Answer: I was looking at events that are happening today as signs of the end, and what our Christian attitude towards the end should be. We should not be counting the years or calculating who is the "King of the South", the "King of the North" and so on, but going more deeply. All the early Apostles, in their epistles, write about the necessity of thinking Christ is near, for preparing oneself, being first of all spiritually prepared. If we're in this state of expectation of Christ coming in a spiritual sense to us, whether to our own souls through grace or at the time of our own death, then the question of when He is going to come physically to this earth at the end of the world will not upset us to such an extent that we will join some new sect that goes to the top of a mountain and waits for the day to come. The day and the hour we do not know; the main priority is spiritual preparation.
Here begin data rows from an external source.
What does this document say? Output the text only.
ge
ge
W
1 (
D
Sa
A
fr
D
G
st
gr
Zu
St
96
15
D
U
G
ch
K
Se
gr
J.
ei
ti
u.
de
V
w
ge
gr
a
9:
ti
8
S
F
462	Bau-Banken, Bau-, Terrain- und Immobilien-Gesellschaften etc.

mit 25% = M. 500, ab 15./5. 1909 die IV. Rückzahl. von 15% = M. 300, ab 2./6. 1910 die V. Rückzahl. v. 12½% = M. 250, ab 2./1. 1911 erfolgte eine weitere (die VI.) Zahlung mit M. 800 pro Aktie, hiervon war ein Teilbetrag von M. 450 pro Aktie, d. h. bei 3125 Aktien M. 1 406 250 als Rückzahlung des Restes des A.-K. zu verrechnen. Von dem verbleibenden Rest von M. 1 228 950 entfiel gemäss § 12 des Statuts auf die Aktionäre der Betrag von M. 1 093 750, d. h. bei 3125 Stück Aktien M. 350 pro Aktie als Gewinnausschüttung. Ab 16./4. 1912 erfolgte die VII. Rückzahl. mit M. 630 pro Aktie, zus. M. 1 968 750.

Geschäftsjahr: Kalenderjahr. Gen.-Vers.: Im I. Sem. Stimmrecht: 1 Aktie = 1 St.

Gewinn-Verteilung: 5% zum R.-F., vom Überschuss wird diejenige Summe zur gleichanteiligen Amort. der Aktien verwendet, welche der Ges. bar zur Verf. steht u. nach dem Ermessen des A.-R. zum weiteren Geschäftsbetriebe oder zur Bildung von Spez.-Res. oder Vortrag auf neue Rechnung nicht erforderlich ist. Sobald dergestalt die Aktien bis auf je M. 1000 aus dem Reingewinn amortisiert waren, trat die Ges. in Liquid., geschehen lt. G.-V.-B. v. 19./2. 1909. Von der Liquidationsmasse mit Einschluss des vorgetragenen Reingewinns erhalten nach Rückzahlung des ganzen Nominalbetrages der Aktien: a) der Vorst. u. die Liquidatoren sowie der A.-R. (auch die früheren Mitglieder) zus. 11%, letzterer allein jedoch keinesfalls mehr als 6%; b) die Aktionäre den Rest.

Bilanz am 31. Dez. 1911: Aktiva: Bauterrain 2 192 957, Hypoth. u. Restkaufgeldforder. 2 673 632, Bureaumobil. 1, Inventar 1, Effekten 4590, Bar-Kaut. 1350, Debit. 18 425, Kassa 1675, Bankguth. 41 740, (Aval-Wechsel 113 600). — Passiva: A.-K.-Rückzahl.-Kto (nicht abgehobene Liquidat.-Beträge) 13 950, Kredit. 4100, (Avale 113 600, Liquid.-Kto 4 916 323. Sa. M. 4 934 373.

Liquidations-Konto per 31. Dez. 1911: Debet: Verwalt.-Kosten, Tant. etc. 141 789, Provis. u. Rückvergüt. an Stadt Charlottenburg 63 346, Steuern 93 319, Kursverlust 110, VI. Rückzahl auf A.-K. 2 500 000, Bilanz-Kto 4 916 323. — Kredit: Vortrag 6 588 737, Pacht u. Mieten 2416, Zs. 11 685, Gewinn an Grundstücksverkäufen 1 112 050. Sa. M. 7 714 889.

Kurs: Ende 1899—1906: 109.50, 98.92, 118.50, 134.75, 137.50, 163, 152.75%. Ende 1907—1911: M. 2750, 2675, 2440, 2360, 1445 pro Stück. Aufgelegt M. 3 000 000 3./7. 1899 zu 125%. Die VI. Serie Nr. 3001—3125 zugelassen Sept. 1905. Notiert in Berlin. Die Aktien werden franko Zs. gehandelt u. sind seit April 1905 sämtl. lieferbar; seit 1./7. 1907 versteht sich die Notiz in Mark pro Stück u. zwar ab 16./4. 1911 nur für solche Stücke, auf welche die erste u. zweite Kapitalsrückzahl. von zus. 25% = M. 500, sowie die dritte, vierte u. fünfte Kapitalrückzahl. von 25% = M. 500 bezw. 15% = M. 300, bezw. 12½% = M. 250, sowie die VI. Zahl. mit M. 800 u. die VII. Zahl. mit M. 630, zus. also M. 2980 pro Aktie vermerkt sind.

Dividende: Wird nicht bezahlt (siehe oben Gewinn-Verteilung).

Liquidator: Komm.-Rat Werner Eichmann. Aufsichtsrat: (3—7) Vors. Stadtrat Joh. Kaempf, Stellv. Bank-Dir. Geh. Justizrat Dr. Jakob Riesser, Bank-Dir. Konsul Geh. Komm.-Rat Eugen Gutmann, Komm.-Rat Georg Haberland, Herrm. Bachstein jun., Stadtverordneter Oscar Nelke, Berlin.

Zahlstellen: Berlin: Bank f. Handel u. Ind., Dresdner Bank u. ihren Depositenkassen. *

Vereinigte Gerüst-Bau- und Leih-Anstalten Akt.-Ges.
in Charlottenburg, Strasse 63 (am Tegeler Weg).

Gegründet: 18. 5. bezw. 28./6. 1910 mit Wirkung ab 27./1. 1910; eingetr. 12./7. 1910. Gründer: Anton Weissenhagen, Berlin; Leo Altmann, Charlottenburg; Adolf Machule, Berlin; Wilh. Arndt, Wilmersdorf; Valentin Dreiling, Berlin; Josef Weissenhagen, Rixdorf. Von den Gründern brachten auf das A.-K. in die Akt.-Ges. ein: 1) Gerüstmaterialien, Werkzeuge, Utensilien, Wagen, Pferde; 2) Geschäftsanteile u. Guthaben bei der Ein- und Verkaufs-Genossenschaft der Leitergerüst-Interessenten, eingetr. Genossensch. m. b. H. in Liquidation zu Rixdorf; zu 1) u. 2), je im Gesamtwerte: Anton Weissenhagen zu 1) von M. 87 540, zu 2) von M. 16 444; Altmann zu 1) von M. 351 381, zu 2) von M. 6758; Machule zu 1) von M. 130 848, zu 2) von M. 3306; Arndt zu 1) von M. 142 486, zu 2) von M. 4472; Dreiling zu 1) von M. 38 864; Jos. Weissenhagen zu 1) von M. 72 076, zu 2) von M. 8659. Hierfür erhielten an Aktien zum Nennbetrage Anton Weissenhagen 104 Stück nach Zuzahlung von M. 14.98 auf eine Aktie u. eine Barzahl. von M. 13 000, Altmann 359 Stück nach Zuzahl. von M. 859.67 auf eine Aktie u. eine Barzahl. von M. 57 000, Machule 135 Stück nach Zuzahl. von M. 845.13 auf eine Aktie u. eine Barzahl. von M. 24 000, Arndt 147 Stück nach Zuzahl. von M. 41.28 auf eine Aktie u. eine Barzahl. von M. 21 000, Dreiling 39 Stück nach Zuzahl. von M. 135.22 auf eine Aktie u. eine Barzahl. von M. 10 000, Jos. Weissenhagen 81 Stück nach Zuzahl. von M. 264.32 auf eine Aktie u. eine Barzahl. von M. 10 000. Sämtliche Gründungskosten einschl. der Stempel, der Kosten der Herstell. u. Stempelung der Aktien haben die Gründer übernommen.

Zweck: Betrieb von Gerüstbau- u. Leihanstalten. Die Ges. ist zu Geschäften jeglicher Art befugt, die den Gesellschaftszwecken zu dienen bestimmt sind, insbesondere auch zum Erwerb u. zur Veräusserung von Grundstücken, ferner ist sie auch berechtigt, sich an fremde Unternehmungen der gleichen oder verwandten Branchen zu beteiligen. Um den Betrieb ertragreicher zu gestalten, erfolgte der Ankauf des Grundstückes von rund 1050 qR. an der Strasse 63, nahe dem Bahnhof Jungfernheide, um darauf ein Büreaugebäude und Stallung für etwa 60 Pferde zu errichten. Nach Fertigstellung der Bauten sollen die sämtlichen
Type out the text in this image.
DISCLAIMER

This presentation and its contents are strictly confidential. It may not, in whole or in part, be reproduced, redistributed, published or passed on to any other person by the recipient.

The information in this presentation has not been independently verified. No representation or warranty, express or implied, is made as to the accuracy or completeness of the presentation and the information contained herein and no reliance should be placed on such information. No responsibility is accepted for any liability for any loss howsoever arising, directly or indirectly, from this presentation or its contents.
Our times, however, are so filled with what could be called "apocalyptic" events that we should be very aware of them. Our Lord says that, although we do not know the day and the hour, we should take example from the fig tree, which when its leaves become green we know that summer is close. Likewise, when all these things begin to happen- when it becomes possible for there to be one world government, when the Gospel is being preached to all peoples, when so many spiritual currents are coming into being which are obviously deceptive- they are clearly signs that something momentous is about to happen, and are very likely bound up with the end of the world.
In order to be spiritually prepared for this, it is very instructive for us to be reading about what happens to people in prison camps. Such accounts show us that, no matter what might happen- even if we are under Antichrist himself and placed in a prison, we can survive because we have Christ. The lives of martyrs have always been a source of instruction and edification, and even today people are being martyred whom we can learn about.